What to do about it? 3 Key considerations

Ask yourself some important questions about how you might go about service delivery in the future?

1. Why did you outsource or commission services in the first place?

You might not remember it now with the passing of time, but often it was to reduce costs, improve services or to have access to wider and more holistic innovation from a vendor that represented it could give you this. But is that what you received? Can you recall why you didn’t decide to try to innovate and change service delivery internally? If you can, you need to check whether those factors are still inhibitors to insourcing.

2. What evidence do you have to ‘prove’ insourcing would offer better value?

We used the word ‘value’, not the phrase ‘lower cost’. For organisations that have had a poor experience of outsourcing and are determined to bring services back in-house, it is all the more important to get answers to the right questions.

A bad outsourcing experience doesn’t necessarily mean you can deliver the services better in-house. One way of sanity checking yourselves at a preliminary stage as to whether you have internal capability to deliver the services better in-house, is to ask yourselves (and check the evidence), what major projects have you completed internally (either construction, large IT systems, transformation) that have (a) achieved the business outcomes you expected at the outset and (b) been completed on time and on budget?

And be honest with yourselves. If the answer is more on the side of “Well, they didn’t”, you need more introspection to check the causes of why you were unable to achieve initial expectations, before deciding to insource. There are more common synergies between managing an outsourcing vendor, managing the transition of bringing services in-house and maintaining excellent service delivery and delivering on major projects, than might be immediately apparent.

If the answer is more on the side of “Yes, they did”, then insourcing services should be seriously considered.

3. Check your starting point

Knowing your starting point before you change methods of service delivery is critical. Do you have evidence (as opposed to subjective opinion) of what the service is costing overall to deliver now and the service levels being achieved? This applies whether they are insourced or outsourced. If you have already outsourced, you should ask your vendor these questions so you can check and benchmark value for money.

If the provider cannot answer them, or gives a whole range of excuses as to “Why these questions can’t be answered right now”, then this should sound very serious alarm bells to you about whether their management process is fundamentally flawed. This may also lead to questions about what else may not be working as it should. How can a provider improve services and reduce costs if they don’t know what the starting levels are in the first place?

Likewise, if you are operating insourced service delivery the same questions apply. Do you know your starting point? Can you quantify the service levels being achieved, taking into account all of the relevant costs of delivery?

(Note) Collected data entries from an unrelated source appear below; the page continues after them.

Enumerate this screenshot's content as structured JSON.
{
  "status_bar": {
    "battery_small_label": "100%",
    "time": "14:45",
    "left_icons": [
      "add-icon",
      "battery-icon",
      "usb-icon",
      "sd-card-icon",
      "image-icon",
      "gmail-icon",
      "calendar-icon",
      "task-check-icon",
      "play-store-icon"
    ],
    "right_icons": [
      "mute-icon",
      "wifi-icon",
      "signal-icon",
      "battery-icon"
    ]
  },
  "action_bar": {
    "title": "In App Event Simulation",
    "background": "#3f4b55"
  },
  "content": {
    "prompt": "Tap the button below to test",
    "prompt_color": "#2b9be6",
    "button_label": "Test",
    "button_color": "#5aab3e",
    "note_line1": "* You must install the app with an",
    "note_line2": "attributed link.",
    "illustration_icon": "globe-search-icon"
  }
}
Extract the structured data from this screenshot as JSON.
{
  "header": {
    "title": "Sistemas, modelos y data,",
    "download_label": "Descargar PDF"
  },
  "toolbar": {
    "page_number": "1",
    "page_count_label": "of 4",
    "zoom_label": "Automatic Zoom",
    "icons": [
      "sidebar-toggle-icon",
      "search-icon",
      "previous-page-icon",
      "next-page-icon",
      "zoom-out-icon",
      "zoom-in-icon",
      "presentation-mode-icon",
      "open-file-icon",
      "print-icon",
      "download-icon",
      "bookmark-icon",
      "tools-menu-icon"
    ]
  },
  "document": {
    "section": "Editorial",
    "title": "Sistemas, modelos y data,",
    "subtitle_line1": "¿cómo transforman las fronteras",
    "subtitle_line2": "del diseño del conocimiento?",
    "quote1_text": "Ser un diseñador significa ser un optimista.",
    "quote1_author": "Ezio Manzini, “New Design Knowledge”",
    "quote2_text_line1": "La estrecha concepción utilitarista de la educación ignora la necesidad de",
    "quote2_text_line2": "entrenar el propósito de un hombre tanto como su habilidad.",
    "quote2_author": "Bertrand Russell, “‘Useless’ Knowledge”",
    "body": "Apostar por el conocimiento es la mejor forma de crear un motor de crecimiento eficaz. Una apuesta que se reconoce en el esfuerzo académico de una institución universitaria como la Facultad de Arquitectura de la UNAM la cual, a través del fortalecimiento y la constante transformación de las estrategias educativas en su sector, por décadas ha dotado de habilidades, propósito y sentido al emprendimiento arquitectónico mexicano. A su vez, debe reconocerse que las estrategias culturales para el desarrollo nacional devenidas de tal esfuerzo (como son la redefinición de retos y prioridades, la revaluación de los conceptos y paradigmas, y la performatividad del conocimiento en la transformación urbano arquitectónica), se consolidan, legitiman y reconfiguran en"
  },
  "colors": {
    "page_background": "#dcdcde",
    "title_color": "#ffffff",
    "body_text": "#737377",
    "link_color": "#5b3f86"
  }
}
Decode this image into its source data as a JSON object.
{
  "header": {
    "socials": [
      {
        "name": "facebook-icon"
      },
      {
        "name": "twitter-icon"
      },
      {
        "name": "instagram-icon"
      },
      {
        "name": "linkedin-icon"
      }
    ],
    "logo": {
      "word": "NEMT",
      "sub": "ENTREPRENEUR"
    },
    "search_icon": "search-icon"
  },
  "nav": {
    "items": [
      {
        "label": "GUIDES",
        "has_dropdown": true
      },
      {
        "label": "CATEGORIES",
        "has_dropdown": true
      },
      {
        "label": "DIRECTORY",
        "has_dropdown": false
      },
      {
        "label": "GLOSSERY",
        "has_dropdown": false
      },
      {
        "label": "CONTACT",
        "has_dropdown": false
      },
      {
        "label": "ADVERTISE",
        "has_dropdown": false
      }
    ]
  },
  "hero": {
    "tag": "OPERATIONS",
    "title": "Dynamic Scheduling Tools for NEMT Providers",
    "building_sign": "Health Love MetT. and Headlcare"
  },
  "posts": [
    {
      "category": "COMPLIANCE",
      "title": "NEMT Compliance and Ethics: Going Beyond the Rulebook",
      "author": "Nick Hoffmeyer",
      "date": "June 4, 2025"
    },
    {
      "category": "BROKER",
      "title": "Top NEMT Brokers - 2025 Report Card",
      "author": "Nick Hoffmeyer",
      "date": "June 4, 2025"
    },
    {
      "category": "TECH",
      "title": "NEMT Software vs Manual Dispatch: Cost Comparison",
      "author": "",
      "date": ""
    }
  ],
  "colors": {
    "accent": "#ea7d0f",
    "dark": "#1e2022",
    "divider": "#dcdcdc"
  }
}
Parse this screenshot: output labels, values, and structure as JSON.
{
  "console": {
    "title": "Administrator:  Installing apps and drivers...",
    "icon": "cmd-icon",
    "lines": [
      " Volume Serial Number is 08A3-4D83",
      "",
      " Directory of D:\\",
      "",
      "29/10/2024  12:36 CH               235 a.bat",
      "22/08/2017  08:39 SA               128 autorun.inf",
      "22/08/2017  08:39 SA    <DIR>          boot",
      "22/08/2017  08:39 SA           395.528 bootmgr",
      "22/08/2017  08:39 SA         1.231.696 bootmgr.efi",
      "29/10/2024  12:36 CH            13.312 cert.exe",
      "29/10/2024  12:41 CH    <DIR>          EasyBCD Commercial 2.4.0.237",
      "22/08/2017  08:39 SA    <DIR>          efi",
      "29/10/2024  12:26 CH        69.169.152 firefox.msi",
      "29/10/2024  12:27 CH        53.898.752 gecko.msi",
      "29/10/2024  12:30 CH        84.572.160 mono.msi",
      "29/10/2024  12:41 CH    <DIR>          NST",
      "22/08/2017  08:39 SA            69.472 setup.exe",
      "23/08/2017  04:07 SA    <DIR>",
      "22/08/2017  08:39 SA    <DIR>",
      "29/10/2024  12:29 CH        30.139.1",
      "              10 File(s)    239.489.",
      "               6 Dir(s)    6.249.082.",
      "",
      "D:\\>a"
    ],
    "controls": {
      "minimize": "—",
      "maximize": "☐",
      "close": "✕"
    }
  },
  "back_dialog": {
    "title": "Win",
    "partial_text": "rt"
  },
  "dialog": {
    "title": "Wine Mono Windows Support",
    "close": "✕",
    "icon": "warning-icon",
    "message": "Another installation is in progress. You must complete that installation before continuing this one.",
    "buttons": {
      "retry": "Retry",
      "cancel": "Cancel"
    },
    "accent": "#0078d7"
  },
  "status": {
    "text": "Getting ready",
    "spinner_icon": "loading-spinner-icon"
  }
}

Are these broken down into each area of service?

Although not an exhaustive list of key considerations, when you factor these questions and answers into your decision-making process it should provide greater clarity on the path you should follow.


The biggest factor in favour of outsourcing, as of today, is the perceived low cost of operations. Given that technology which supports outsourcing services is rapidly transforming the way vendors operate, we can expect major change on the horizon.

In fact, if you look at the newly emerging technologies, we may not even remain for very long with the outsourced or insourced model as it is today. Instead, we may end up leveraging ‘Centres of Excellence’ that design policies and operations so well that we may not even need an outsourcer – or a traditional shared service, whether internal or external – but instead purchase the support of these services as a utility.

In this model, a central provider offers services such as IT support, administration or payroll, finance, procurement and so forth to all, focused on the quality of their narrow service offering rather than the bespoke development of a solution for any one client.